Existing datasets available for crosslinguistic investigations have tended to focus on large amounts of data for a small group of languages or a small amount of data for a large number of languages. This means that claims based on these datasets are limited in what they reveal about universal properties of the human language faculty. While this has begun to change through the efforts of projects seeking to develop tagged corpora for a large number of languages, such efforts are still constrained by limits on resources. The current paper reports on a large tagged parallel dataset which has been developed to partially address this issue. The taggedPBC contains POS-tagged parallel text data from more than 1,940 languages, representing 155 language families and 78 isolates, dwarfing previously available resources. The accuracy of particular tags in this dataset is shown to correlate well with both existing SOTA taggers for high-resource languages (SpaCy, Trankit) as well as hand-tagged corpora (Universal Dependencies Treebanks). Additionally, a novel measure derived from this dataset, the N1 ratio, correlates with expert determinations of intransitive word order in three typological databases (WALS, Grambank, AUTOYP) such that a Gaussian Naive Bayes classifier trained on this feature can accurately identify basic intransitive word order for languages not in those databases. While much work is still needed to expand and develop this dataset, the taggedPBC is an important step to enable corpus-based crosslinguistic investigations, and is made available for research and collaboration via GitHub.

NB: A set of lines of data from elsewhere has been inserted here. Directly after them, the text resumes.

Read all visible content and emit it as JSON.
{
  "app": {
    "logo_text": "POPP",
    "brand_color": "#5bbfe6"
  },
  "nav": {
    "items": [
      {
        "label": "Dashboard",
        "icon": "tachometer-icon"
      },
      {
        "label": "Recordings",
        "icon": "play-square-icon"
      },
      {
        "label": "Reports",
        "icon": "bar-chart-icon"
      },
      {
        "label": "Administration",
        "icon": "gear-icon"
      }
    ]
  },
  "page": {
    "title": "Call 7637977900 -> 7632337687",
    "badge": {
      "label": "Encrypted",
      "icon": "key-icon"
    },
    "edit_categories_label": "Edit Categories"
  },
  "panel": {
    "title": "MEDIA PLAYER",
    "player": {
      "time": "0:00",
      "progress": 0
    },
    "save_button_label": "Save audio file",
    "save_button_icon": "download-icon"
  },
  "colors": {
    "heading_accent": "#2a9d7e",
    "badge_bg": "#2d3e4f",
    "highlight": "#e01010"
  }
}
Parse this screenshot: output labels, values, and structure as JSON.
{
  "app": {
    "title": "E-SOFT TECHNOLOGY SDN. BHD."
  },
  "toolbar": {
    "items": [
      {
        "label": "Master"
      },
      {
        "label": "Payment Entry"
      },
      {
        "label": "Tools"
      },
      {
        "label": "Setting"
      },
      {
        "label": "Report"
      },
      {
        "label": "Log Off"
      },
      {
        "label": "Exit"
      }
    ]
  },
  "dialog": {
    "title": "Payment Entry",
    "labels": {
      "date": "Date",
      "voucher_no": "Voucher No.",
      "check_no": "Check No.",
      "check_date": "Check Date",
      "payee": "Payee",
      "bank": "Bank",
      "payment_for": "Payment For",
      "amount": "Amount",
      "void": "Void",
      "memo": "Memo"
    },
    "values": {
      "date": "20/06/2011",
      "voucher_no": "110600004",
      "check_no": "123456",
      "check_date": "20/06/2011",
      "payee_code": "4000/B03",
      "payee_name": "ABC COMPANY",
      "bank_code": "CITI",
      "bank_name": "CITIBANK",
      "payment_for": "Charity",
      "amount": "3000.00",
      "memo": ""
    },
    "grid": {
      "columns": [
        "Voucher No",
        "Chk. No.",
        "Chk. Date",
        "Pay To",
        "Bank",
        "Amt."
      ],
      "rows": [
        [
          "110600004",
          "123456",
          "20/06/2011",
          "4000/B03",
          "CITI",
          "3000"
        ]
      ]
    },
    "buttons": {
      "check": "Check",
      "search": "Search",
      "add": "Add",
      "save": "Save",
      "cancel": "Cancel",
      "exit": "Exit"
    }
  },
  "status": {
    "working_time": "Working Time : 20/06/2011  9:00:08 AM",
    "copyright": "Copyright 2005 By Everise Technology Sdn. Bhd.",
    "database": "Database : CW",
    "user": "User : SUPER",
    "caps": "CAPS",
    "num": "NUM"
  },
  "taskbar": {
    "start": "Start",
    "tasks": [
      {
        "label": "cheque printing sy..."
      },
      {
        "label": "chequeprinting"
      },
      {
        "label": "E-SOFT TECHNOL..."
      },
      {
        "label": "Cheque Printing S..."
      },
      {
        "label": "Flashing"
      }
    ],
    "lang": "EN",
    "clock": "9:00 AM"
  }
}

翻译：现有可用于跨语言研究的数据集往往侧重于少数语言的大量数据或大量语言的少量数据。这意味着基于这些数据集的结论在揭示人类语言能力的普遍属性方面存在局限。尽管通过旨在为大量语言开发标注语料库的项目努力，这一状况已开始改变，但此类努力仍受资源限制的制约。本文报告了一个大型标注平行数据集，其开发旨在部分解决这一问题。taggedPBC包含来自超过1,940种语言的词性标注平行文本数据，涵盖155个语系和78个孤立语言，其规模远超现有资源。该数据集中特定标签的准确度与现有高资源语言的最先进标注器（SpaCy、Trankit）以及人工标注语料库（Universal Dependencies Treebanks）均表现出良好相关性。此外，从该数据集衍生的新指标——N1比率——与三个类型学数据库（WALS、Grambank、AUTOYP）中专家判定的不及物语序具有相关性，使得基于此特征训练的高斯朴素贝叶斯分类器能够准确识别未收录于这些数据库语言的基本不及物语序。尽管扩展和完善该数据集仍需大量工作，但taggedPBC是实现基于语料库的跨语言研究的重要一步，现已通过GitHub开放供研究与合作使用。